Sit down on the ground with your legs in front of you. Bring your right leg towards your groin bending until it is at a comfortable position, and the sole of the foot is facing your left thigh. Pull your left leg in a similar manner, so that the soles of your feet are touching. Hold this position for 15 seconds. Then, apply very light pressure with your hands to the top of your knees for a deeper stretch.

7. Hurdle stretch

To do the hurdle stretch, sit on the ground with one leg extended in front of you and the other bend behind you. This position should resemble the mid-air post taken when hurdling. Keep the hips square and spine straight. Then, lean forward. This stretch is particularly helpful for opening up the hips.

8. Pigeon Pose

The pigeon pose is an incredible stretch for opening up the hips, glutes, and tendons in the posterior chain. To do the pigeon pose safely, it is important to keep your hips square, back neutral, and all parts of your body in a straight line. To do the stretch, first, get into a lunge position. Then, move the leg in front of the floor.

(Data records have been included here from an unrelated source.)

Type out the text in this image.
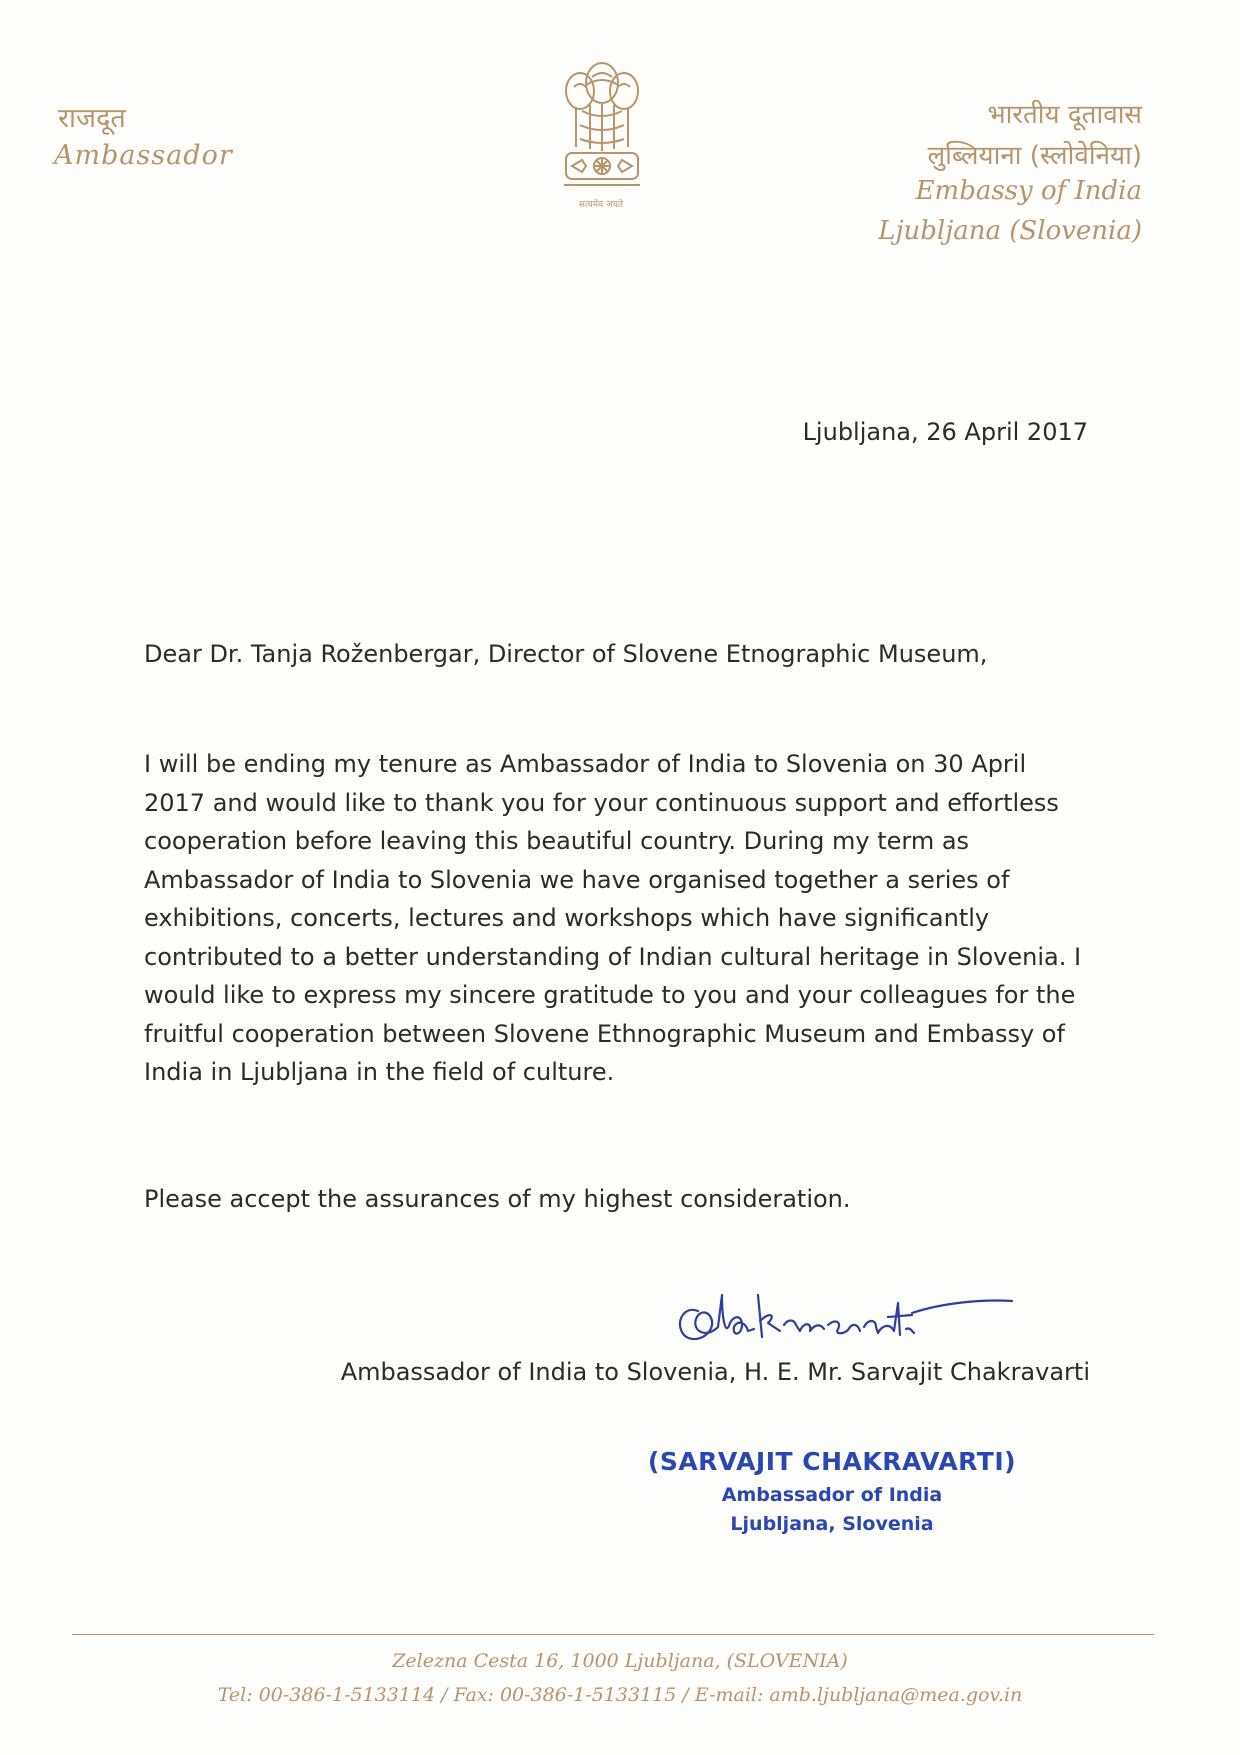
राजदूत
Ambassador
सत्यमेव जयते
भारतीय दूतावास
लुब्लियाना (स्लोवेनिया)
Embassy of India
Ljubljana (Slovenia)
Ljubljana, 26 April 2017
Dear Dr. Tanja Roženbergar, Director of Slovene Etnographic Museum,
I will be ending my tenure as Ambassador of India to Slovenia on 30 April 2017 and would like to thank you for your continuous support and effortless cooperation before leaving this beautiful country. During my term as Ambassador of India to Slovenia we have organised together a series of exhibitions, concerts, lectures and workshops which have significantly contributed to a better understanding of Indian cultural heritage in Slovenia. I would like to express my sincere gratitude to you and your colleagues for the fruitful cooperation between Slovene Ethnographic Museum and Embassy of India in Ljubljana in the field of culture.
Please accept the assurances of my highest consideration.
Ambassador of India to Slovenia, H. E. Mr. Sarvajit Chakravarti
(SARVAJIT CHAKRAVARTI)
Ambassador of India
Ljubljana, Slovenia
Zelezna Cesta 16, 1000 Ljubljana, (SLOVENIA)
Tel: 00-386-1-5133114 / Fax: 00-386-1-5133115 / E-mail: amb.ljubljana@mea.gov.in
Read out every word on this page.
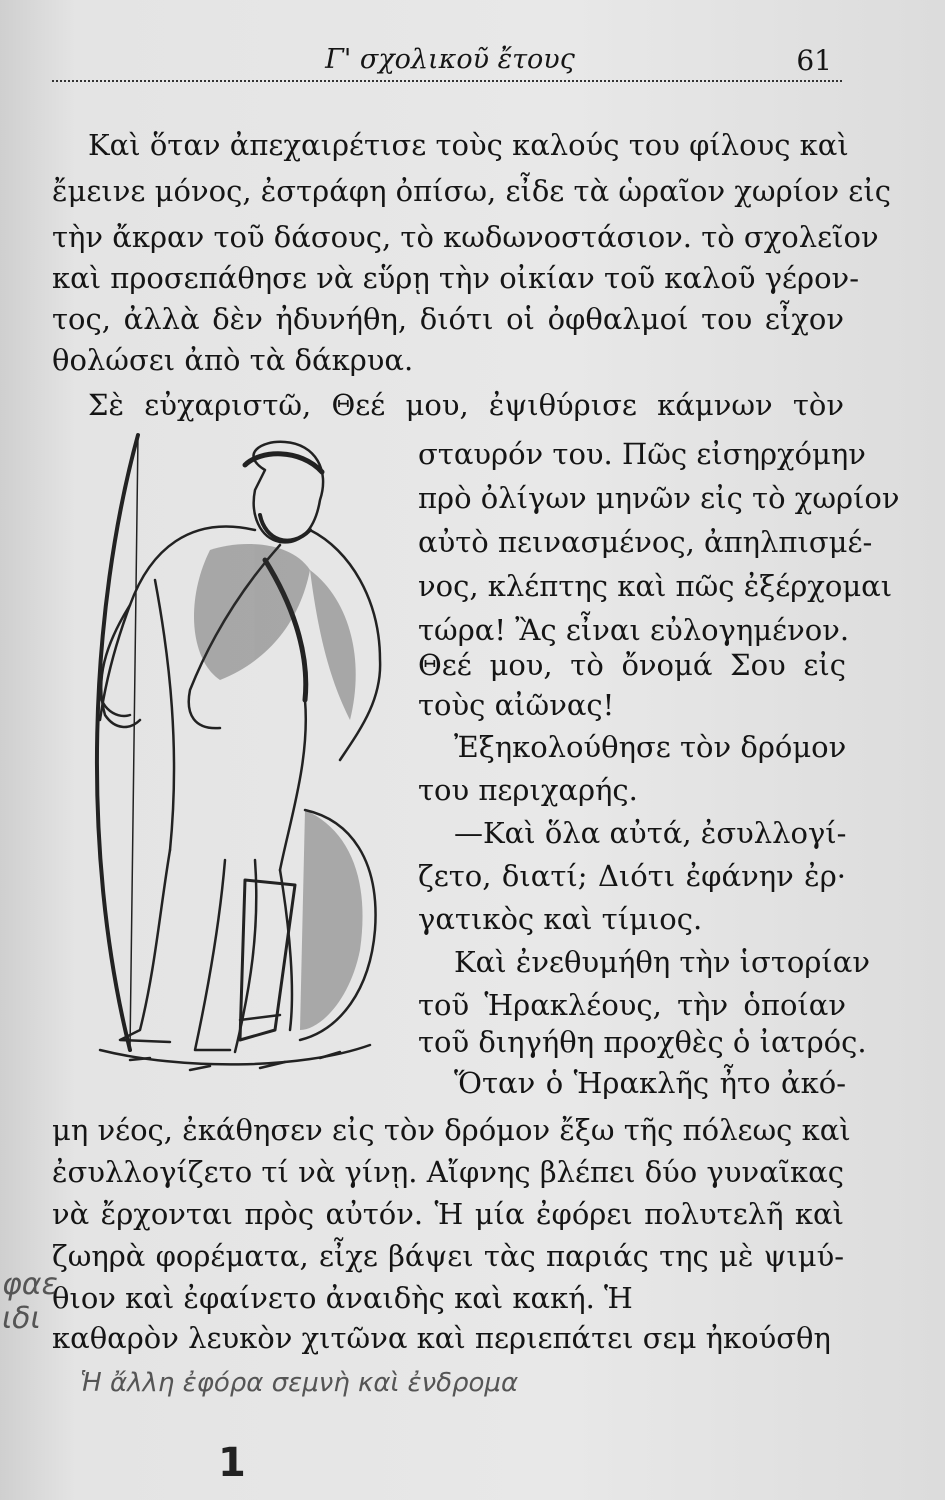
Γ' σχολικοῦ ἔτους	61
Καὶ ὅταν ἀπεχαιρέτισε τοὺς καλούς του φίλους καὶ
ἔμεινε μόνος, ἐστράφη ὀπίσω, εἶδε τὰ ὡραῖον χωρίον εἰς
τὴν ἄκραν τοῦ δάσους, τὸ κωδωνοστάσιον. τὸ σχολεῖον
καὶ προσεπάθησε νὰ εὕρῃ τὴν οἰκίαν τοῦ καλοῦ γέρον-
τος, ἀλλὰ δὲν ἠδυνήθη, διότι οἱ ὀφθαλμοί του εἶχον
θολώσει ἀπὸ τὰ δάκρυα.
Σὲ εὐχαριστῶ, Θεέ μου, ἐψιθύρισε κάμνων τὸν
σταυρόν του. Πῶς εἰσηρχόμην
πρὸ ὀλίγων μηνῶν εἰς τὸ χωρίον
αὐτὸ πεινασμένος, ἀπηλπισμέ-
νος, κλέπτης καὶ πῶς ἐξέρχομαι
τώρα! Ἂς εἶναι εὐλογημένον.
Θεέ μου, τὸ ὄνομά Σου εἰς
τοὺς αἰῶνας!
Ἐξηκολούθησε τὸν δρόμον
του περιχαρής.
—Καὶ ὅλα αὐτά, ἐσυλλογί-
ζετο, διατί; Διότι ἐφάνην ἐρ·
γατικὸς καὶ τίμιος.
Καὶ ἐνεθυμήθη τὴν ἱστορίαν
τοῦ Ἡρακλέους, τὴν ὁποίαν
τοῦ διηγήθη προχθὲς ὁ ἰατρός.
Ὅταν ὁ Ἡρακλῆς ἦτο ἀκό-
μη νέος, ἐκάθησεν εἰς τὸν δρόμον ἔξω τῆς πόλεως καὶ
ἐσυλλογίζετο τί νὰ γίνῃ. Αἴφνης βλέπει δύο γυναῖκας
νὰ ἔρχονται πρὸς αὐτόν. Ἡ μία ἐφόρει πολυτελῆ καὶ
ζωηρὰ φορέματα, εἶχε βάψει τὰς παριάς της μὲ ψιμύ-
θιον καὶ ἐφαίνετο ἀναιδὴς καὶ κακή. Ἡ
καθαρὸν λευκὸν χιτῶνα καὶ περιεπάτει σεμ ἠκούσθη
φαε ιδι
Ἡ ἄλλη ἐφόρα σεμνὴ καὶ ἐνδρομα
1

Once the knee of that leg is on the ground bend it towards you, and lean forward. For a deeper stretch, you can try to make the shin portion of the leg in front to be parallel to your hips. Note that this modification is a rather advanced one.

9. Cossack Squat

Start standing in a straddle position, keeping your feet roughly a meter apart. Slowly lower to one side. As you lower, try to keep your back relatively in line with your back. You do not want to stick your but out. Slowly lower your butt towards your right ankle, focus on your balance, and move slowly. Once your butt is as close to the right ankle as feels comfortable, hold this position for about 10 seconds. Shift your weight to rise again, and repeat on the left side.